The decision to bring a dog into your family is exciting and emotional but all too often the costs, financial and otherwise, are not fully understood. As a result far too many dogs are given up for adoption or don't receive adequate care. This article aims to raise awareness of what you're signing up to when those beautiful puppy eyes tug on your heart strings and you bring one home.

Any financial analysis will be subjective of course, so we've estimated a range over a dog's lifespan to try and give a sense of scale. It's based on our dog-owning experience, and if we've missed anything we'd love to hear from you. The more accurate the picture the better informed people will be, and anything that can contribute to one less re-homing must be a good thing.

How much will your dog really cost opt 

Upfront costs

Initially budget anywhere between $1,350 - $5,400, depending on whether you buy from a breeder or through a rescue centre. For starters you'll need a dog bed, bowls, dog toys, and their first dog collar and leash / harness. A dog crate is included too.

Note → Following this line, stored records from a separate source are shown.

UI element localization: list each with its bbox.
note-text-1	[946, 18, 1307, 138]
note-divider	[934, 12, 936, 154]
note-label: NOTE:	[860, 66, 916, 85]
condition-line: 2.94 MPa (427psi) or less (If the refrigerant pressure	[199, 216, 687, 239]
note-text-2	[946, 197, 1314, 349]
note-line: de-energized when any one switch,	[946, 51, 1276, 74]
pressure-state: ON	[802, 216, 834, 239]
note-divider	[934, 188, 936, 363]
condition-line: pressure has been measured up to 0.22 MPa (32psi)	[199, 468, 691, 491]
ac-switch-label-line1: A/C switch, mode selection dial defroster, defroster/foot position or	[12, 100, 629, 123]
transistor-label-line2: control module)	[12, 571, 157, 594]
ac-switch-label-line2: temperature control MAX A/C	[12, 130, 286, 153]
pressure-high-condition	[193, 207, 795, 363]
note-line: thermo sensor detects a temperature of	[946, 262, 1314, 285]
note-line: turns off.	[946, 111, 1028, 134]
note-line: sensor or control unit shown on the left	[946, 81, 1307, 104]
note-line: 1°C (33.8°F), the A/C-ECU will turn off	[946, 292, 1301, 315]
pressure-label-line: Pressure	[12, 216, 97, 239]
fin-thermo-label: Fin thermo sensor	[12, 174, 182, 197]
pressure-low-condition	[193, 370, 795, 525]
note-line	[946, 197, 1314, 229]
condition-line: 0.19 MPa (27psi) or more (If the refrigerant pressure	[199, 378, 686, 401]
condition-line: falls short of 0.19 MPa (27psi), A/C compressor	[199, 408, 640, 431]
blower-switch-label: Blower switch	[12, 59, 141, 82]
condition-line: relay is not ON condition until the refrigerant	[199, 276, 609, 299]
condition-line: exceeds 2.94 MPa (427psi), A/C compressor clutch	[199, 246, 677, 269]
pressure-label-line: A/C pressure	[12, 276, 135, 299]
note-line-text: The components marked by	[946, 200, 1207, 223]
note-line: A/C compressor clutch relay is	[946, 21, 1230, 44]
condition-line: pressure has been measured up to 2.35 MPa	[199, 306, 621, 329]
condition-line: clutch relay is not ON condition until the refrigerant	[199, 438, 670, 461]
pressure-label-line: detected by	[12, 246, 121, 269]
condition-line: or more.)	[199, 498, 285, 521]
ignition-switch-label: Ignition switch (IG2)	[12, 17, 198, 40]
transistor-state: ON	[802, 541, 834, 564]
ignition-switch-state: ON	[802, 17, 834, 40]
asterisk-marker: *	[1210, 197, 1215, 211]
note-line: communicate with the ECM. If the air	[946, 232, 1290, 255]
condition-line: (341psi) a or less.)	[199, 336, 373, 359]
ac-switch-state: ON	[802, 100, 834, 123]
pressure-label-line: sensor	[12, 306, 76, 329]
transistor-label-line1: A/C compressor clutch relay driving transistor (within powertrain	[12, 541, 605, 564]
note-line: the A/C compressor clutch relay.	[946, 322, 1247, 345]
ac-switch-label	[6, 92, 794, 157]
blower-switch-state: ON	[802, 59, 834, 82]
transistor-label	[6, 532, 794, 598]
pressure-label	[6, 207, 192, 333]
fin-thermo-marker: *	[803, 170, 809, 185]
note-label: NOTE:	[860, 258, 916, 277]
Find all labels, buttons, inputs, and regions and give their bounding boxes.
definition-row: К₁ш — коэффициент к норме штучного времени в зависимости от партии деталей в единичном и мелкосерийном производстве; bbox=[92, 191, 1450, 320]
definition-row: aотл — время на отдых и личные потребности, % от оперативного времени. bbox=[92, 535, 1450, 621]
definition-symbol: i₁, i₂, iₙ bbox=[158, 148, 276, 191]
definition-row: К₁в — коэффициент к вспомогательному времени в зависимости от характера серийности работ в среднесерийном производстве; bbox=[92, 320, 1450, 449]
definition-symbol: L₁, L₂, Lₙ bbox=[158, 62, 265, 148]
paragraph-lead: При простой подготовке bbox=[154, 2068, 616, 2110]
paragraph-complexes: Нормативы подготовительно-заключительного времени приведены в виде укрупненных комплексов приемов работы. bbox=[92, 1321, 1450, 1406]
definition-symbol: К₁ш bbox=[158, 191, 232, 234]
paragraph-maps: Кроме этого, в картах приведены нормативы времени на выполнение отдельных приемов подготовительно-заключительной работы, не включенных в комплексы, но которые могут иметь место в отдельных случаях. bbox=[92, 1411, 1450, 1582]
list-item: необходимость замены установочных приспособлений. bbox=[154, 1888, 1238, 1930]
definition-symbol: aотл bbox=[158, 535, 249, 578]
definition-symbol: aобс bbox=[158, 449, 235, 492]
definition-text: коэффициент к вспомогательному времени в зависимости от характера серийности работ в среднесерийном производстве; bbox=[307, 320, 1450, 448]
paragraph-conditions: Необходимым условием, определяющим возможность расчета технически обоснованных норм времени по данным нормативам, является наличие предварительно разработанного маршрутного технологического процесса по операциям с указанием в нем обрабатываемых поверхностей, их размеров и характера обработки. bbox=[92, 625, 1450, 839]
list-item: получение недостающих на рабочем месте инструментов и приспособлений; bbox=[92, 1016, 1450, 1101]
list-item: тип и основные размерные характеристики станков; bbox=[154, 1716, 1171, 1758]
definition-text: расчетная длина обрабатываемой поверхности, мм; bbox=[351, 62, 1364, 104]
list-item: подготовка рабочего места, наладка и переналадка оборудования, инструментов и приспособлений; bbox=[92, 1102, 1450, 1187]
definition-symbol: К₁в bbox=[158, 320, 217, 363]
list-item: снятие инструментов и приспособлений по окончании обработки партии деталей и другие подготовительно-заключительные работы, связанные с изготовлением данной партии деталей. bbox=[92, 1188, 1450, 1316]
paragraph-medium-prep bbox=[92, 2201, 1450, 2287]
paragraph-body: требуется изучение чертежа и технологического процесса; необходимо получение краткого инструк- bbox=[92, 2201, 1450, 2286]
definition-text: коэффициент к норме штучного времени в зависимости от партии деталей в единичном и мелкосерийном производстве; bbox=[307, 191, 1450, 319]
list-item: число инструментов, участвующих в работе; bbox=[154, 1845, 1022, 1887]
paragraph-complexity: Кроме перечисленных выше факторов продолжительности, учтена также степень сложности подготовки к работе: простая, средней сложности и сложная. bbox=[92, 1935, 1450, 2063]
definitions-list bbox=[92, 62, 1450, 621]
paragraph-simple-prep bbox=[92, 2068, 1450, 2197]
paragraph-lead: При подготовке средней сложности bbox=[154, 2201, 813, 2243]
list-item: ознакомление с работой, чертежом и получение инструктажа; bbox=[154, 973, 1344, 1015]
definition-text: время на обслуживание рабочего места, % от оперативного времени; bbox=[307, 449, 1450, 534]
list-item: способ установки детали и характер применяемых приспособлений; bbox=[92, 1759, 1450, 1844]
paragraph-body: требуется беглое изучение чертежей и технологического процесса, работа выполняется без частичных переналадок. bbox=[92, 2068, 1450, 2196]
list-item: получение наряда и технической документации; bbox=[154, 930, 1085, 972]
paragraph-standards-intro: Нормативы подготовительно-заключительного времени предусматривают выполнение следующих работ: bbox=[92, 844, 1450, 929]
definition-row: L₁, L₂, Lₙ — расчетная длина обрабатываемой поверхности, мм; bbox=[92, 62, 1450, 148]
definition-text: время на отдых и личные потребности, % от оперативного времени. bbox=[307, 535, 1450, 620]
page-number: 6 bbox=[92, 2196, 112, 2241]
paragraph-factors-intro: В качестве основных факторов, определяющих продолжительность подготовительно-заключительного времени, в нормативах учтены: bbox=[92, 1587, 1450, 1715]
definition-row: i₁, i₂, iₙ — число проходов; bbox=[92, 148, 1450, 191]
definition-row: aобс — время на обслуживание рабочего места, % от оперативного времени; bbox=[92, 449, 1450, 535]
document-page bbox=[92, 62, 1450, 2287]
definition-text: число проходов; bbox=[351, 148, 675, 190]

We've included training costs as we believe this is money well spent, helping reduce possible future costs to correct behavioural problems later in the dog's life. If you adopt a dog from a good rescue centre your pet may already be de-sexed and micro-chipped.

Annual costs

Factor in $1,430+ per year to keep your dog happy and healthy. Amounts are added for vaccinations and flea/worm treatments, out of consideration not just to your own dog but others they meet. Registrations are payable annually but you can apply for a Responsible Dog Owner's licence to reduce this cost.

Throughout the year dogs need a variety of pet accessories, such as dog collars, bedding, dog coats, and toys. Prices range from the budget end of the spectrum to high end luxury - we recommend spending a little more where you can as typically higher quality pet accessories will last longer and represent better value in the end.

Other costs

That's not all, there may be more depending on individual needs and circumstances. Amounts can vary considerably therefore we've shown you our assumptions so you can adjust accordingly:

  1. Daycare: three days a week for 48 weeks @ $38/day
  2. Pet Insurance: we've estimated $300 per year. Levels of cover and excess value will vary by policy
  3. Holiday care: our figure includes ten nights @ $50 per night. To keep these costs down we love taking our dog with us - read our post Pet Friendly Accommodation in NZ
  4. Grooming: four sessions p.a. @ $70 each 

The bottom line

The average lifespan for a healthy dog can vary between 8-13 years depending on breed etc. Based on this, the total cost of owning a dog equals somewhere between:

$12,790 (8 year life, low end of scale)
$38,030 (13 year life, high end of scale).

Don't forget, these totals do not include the optional extras above which could significantly increase the total.

It doesn't end there ...

Arguably the biggest commitment of all is the time and effort required to give your dog the attention it deserves. Short change your dog of the stimulation it needs and you could end up with shredded mail, chewed slippers, or a couch with no stuffing. Our miniature schnauzer is high energy and smart, demanding at least 1.5 hours every day for exercise and play; hoping he lives for at least 12 years that equals over 7,000 hours, a year of our time in waking hours.

In short, dogs are expensive. Then again, so are children. And cars. And holidays. But how do you put a price on the companionship, loyalty, love and laughter they give you each and every day? Treat your dog well and you'll be rewarded many times over and that's what makes everything worthwhile.